Na suposta nota, Epstein sugere a sua inocência sem proclamá-la, ao mesmo tempo que promete “dizer adeus” nos seus próprios termos.
“Eles me investigaram por um mês – NÃO ENCONTRAM NADA!!!” a nota começa antes de afirmar que as acusações remontam a 15 anos.
“É um prazer poder escolher o momento de se despedir”, continua a nota. “O que você quer que eu faça – comece a chorar!! NÃO É DIVERTIDO.”
A nota termina com as palavras “NÃO VALE A PENA!!!” sublinhado.

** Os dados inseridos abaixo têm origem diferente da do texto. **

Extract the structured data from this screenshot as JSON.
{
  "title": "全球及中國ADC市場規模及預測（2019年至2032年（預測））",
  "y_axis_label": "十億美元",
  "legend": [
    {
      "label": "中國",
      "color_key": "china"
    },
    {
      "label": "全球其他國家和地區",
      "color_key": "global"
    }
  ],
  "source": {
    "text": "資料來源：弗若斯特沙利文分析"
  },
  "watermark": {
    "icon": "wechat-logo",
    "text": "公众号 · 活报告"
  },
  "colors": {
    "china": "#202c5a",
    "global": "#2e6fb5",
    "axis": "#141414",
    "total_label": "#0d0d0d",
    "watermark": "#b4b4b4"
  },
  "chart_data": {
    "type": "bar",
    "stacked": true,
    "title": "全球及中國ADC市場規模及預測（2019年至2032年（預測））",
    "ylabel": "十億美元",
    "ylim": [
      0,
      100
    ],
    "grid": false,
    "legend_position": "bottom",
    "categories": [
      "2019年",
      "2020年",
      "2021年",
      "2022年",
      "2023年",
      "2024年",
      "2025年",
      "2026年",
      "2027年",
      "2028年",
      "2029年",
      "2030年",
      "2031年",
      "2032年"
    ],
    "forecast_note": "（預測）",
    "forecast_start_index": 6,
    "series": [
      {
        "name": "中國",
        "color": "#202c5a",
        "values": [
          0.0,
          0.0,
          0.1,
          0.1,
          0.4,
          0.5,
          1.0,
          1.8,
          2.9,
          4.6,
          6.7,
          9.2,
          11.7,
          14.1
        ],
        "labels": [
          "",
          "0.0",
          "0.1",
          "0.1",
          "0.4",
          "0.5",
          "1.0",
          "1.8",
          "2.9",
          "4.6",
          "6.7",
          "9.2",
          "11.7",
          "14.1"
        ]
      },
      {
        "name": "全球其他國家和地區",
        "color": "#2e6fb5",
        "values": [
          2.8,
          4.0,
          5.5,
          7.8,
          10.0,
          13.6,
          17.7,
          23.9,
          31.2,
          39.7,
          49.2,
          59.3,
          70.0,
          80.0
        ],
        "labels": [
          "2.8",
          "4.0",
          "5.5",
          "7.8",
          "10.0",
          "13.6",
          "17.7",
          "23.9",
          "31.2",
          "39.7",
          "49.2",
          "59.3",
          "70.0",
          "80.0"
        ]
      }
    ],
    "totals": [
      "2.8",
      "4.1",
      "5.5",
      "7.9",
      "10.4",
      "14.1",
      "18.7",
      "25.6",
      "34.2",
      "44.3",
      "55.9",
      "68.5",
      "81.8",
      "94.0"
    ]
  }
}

O colega de cela de Epstein, Nicholas Tartaglione, supostamente descobriu a nota quando o bilionário foi “encontrado inconsciente com uma tira de pano enrolada no pescoço” – uma tentativa à qual ele sobreviveu semanas antes de ser encontrado morto no Centro Correcional Metropolitano em Lower Manhattan, de acordo com o New York Times:
A nota foi tornada pública na quarta-feira pelo juiz Kenneth M. Karas, do Tribunal Distrital Federal de White Plains, Nova York, que supervisionou o caso do companheiro de cela. O juiz agiu depois que o The New York Times solicitou ao tribunal na quinta-feira passada para abrir o documento e publicou um artigo no qual Tartaglione descreveu a nota e como ela chegou à sua posse.
O Times não autenticou a nota, que foi colocada no tribunal na noite de quarta-feira. A nota repete um ditado – “acabe com o choro” – que Epstein escreveu em e-mails. Incluía outra frase – “Não é divertido” – que Epstein também usou em e-mails, bem como em uma nota separada encontrada em sua cela no momento de sua morte.
A nota surge depois de o Departamento de Justiça ter divulgado milhões de páginas relacionadas com Epstein. Tartaglione, o ex-companheiro de cela, disse que encontrou a nota em uma história em quadrinhos depois que Epstein foi removido de sua cela após a tentativa fracassada de suicídio.
“Abri o livro para ler e lá estava”, disse Tartaglione.
Na época, porém, Epstein alegou que Tartaglione o havia atacado e que ele não era suicida – uma acusação que Tartaglione negou repetidamente.
“A nota aparentemente tornou-se parte de uma prolongada disputa legal entre os advogados do Sr. Tartaglione”, acrescentou o Times. “Documentos relacionados ao conflito foram colocados sob sigilo judicial para proteger o privilégio advogado-cliente, dizem os autos.”